La muerte de los Sargentos y de la Mulita (23)
-¿Y ese Macá, que se ha
hecho, me quieren decir?
-Si hubiera estado en el
arroyo, sentiría los tiros.
-Habría salido con algún “parte”.
Al pobre le da un patatús cuando sepa.
-La noticia hay que
dársela de a poco. Primero, que hay esperanzas. Y cuando lo quiera ir a ver…

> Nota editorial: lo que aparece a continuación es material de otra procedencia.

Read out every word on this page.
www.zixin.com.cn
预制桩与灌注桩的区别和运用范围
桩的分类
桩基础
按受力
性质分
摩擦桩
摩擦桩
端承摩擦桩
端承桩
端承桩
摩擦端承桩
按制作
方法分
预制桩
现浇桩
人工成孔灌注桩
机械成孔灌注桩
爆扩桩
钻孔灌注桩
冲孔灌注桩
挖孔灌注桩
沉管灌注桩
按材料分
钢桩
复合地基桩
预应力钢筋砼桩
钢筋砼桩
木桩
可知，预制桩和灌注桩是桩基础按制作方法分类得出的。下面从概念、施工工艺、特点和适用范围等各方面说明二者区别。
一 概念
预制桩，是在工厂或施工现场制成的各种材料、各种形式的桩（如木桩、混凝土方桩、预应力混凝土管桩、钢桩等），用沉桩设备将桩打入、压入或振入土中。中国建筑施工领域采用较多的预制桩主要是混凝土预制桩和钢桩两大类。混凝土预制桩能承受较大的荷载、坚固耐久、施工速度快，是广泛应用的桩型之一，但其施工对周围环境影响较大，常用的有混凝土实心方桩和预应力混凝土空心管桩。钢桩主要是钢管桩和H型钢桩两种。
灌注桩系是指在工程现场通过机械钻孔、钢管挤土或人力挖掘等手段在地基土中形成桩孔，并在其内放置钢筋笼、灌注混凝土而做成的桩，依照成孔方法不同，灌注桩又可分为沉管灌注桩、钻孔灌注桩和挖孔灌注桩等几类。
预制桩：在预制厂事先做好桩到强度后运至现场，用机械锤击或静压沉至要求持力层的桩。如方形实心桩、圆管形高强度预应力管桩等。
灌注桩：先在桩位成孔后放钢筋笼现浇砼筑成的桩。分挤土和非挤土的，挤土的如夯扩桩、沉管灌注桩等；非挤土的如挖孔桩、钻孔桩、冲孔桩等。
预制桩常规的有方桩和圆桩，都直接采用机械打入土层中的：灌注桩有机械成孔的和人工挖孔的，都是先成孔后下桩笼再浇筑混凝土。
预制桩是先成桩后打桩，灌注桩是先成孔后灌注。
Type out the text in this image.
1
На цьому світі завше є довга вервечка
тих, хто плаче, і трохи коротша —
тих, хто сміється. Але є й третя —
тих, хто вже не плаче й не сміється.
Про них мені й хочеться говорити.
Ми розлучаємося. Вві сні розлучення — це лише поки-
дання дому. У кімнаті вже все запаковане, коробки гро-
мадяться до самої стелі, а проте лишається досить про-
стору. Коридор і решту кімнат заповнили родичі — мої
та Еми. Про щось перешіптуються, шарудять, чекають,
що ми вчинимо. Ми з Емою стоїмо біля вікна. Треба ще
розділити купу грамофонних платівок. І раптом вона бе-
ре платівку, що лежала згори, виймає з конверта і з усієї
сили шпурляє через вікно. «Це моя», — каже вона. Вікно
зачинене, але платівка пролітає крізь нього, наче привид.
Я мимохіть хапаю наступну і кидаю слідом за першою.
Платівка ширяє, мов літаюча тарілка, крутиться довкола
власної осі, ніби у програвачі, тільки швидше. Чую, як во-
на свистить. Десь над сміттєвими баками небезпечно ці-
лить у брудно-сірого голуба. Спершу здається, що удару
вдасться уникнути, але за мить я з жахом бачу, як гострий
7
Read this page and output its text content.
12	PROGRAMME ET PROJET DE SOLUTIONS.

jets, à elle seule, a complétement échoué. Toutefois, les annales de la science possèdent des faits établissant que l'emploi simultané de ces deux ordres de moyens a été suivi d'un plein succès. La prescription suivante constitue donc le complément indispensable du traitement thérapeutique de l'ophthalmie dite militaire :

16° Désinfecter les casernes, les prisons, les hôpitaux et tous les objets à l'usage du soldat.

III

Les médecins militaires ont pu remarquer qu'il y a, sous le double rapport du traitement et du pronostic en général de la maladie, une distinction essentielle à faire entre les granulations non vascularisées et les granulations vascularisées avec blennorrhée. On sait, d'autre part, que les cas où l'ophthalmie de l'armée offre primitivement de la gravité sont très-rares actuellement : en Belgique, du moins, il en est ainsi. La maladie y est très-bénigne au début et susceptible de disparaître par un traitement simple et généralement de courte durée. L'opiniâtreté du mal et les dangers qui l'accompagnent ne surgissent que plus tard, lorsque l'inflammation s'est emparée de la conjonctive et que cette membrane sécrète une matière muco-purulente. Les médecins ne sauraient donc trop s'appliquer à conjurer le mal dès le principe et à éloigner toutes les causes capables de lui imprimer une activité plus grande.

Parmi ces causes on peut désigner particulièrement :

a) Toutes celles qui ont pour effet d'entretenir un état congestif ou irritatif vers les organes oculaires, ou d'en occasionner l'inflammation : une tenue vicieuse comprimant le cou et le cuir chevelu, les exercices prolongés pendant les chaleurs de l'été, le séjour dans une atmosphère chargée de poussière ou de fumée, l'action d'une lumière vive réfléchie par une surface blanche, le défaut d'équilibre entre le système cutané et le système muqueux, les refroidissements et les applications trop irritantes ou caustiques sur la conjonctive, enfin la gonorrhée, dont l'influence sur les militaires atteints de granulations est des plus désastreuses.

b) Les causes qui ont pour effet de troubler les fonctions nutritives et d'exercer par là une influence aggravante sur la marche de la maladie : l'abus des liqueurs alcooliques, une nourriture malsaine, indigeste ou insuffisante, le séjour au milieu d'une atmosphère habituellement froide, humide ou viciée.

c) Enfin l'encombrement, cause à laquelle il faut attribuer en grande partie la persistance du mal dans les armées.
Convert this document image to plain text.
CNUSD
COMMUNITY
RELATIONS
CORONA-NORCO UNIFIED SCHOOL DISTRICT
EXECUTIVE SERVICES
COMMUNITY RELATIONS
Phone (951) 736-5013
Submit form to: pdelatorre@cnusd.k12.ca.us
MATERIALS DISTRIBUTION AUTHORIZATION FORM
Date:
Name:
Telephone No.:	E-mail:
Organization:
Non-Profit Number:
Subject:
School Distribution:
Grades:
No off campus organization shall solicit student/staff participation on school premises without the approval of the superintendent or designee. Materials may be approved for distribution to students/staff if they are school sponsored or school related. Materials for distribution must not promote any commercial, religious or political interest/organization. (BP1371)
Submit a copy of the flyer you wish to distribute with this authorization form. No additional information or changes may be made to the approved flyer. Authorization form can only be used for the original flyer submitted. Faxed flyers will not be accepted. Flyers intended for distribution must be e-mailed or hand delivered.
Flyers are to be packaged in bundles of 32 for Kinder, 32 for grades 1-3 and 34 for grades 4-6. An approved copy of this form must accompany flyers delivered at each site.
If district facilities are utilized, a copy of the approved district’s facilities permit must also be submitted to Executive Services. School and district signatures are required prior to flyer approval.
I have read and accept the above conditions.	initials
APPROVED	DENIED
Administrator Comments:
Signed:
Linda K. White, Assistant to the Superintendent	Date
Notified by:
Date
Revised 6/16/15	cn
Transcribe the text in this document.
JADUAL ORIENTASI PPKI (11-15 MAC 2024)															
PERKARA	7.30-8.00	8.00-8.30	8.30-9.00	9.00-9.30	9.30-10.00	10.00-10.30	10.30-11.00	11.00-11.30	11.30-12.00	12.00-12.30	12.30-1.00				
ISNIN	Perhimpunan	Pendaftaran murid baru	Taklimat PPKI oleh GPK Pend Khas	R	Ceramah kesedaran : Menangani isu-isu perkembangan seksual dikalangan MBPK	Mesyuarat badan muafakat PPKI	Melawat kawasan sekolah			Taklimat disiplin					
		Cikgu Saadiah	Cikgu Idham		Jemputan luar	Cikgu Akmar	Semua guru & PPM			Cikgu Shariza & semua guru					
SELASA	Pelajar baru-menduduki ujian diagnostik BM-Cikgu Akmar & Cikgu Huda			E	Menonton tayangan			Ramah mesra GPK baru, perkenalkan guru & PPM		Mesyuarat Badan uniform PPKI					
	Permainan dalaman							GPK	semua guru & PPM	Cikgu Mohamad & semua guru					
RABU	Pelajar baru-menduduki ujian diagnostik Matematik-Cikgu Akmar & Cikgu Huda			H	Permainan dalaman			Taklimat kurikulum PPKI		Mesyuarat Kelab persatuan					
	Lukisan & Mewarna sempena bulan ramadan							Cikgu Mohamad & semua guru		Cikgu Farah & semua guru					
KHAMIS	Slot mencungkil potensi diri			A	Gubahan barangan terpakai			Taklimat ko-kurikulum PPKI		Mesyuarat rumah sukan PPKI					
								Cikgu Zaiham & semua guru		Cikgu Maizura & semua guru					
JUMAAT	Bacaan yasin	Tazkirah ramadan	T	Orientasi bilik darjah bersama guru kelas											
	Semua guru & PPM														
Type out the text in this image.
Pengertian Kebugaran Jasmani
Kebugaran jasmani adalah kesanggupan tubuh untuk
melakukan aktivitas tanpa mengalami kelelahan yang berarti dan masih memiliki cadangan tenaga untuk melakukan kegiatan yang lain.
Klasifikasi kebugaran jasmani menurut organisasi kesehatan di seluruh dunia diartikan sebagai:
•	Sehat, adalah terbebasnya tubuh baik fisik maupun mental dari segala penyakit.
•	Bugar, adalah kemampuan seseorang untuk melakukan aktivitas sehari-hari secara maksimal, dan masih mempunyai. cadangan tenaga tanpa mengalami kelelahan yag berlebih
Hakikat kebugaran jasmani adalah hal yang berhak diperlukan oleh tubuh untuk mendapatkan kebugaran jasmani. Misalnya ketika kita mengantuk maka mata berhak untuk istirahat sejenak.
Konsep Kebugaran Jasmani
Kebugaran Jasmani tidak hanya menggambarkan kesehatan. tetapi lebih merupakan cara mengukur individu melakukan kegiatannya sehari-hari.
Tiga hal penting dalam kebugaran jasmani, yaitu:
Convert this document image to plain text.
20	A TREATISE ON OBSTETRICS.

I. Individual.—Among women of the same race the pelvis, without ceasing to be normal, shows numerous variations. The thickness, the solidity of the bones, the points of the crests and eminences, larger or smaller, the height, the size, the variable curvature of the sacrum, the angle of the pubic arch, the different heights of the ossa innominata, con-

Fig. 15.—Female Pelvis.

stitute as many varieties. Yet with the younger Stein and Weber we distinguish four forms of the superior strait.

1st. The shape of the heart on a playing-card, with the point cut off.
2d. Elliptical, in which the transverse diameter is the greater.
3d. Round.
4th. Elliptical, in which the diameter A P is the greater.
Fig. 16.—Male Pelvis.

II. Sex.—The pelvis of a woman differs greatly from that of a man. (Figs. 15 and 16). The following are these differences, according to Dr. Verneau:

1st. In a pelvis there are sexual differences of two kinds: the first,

-Sí, ahí se le dice, derecho…
-¿Y no se acuerda don
Avestruz -interrumpió el Tamanduá- aquella otra vez?
-Me acuerdo, sí, ¿pero
cuála?
-Cuando el finado se tiró
al río, y los tres matreros dieron vuelta haciéndole frente, y con una mano
ellos nadaban y con la otra le mandaban viajes con las dagas.
-¿Cómo fue? ¿Cómo fue?
-¡Ah, esa fue otra
tamaña! -exclamaron a una el soldado Yacú y el Soldado Gavilán.
Su enormidad de dientes
mostraba el Comadreja al elevarse como en puntas de pie en su embelesadora
evocación.
-¡Mugrientos! ¡Mugrientos!
-dirigíales por lo bajo desde su ranchejo el Voluntario Terutero, de costado
sobre las pilchas de su apero, sin poder abarajar una sola frase entre el
murmullo de voces que le llegaba-. ¡Mugrientos! ¡Mugrientos!
-Dos se ahogaron -recordó
el Mao Pelada en aprontes de su propio mate-. ¿Pero el otro? ¿Se le escapó el
otro, don Avestruz, o él lo agarró preso?
-¡Preso, m’hijito,
preso!... ¡Figurate! Cuando medio quiso ese cuatrero afirmarse en los camalotes
, ya me lo tuvo al finado arriba… Y haceme el favor, muchacho, agenciame el
poncho… Y ya que vas, traé las galletas y un medio queso que hay en la maleta,
para esta gente.
-¡Valiente!
-¡No, deje!
-¡Valiente!...
-¡No, señor, deje!
-¡No faltaba más…! Tanto
mate solo lava el estómago. Y la madrugada da hambre.
En efecto: desde la alta
loma del ombú se venía ya la aurora; y el apetito, como desperezándose,
comenzaba a despertarse en el milicaje
Salió muy diligente el
Soldado Cuzco Overo; corriendo salió y corriendo volvió con el poncho, justo al
consumarse la desaparición de la postrer estrella. Por no demorar el abrigo
para don Avestruz, prefirió traer las galletas y lo otro en un segundo viaje.
Entornando los ojos con
cabeceo agradecido, el viejo Avestruz se dejó arrebujar por su joven compañero
de armas, mientras a todos -a los sin y a los con poncho- íbalos envolviendo
por igual una entonación rosa-celeste. Y ninguno, nadie, nadie advirtió el
transcurrir sin sigilo del tiempo; ninguno, nadie vio cómo, en el sitio mismo
desde donde, antes, sólo se habían hecho presentes algún resuello, algún sordo
ronzar, ahora las cabalgaduras comenzaron a tomar cuerpo hasta asomar los
cucuruchos de sus orejitas, a la vez que, del ámbito todo, despacio surgían
indefinibles árboles, se alzaban piedras, comenzaban, sin apuro, a hacer su
aparición colinas y más colinas, por detrás de las cuales, en tardos círculos
cada vez más vastos, manteníanse vagas sombras que por grados iban resultando,
también, más lomas y más lomas al recibir color.
Y ya eran patentes, entre
los rechonchos “benditos”, aquí, casi junto al mancarrón tordillo que no sacaba
los ojos del grupo policial, el bragado del Gavilán; allí, el rabicano del
Tamanduá entre escuálidos cardos apenas reanimándose con el rocío, y el overo
negro de la Comadreja; allá, bajo los talas, un oscuro y un malacara y el lindo
doradillo del Cabo Lobo; y, más lejos, aparecía un lunarejito o rosillo -no se
sabría bien- que, si era lunarejo, pertenecía al Soldado Yacú y, de ser
rosillo, al finado Águila… y que era el lunarejo, no más, pronto no cupo dudas.
-…¡Sí, cómo no me voy a
acordar de esa, muchachos! Me decía el finado que él venía teniendo en cuentas
que capaz que le apagaran la luz cuando se mandara para adentro y les diera la
voz de presos. Y que fue voltear alguno el candil en cuanto lo vieron en la
puerta, y ya de un salto el finado había cambiado de sitio. Así, lo menos a un
metro a su derecha fue que le reventaron los tiros.
-¡Pero qué cosa divina! ¿Y después, don Avestruz?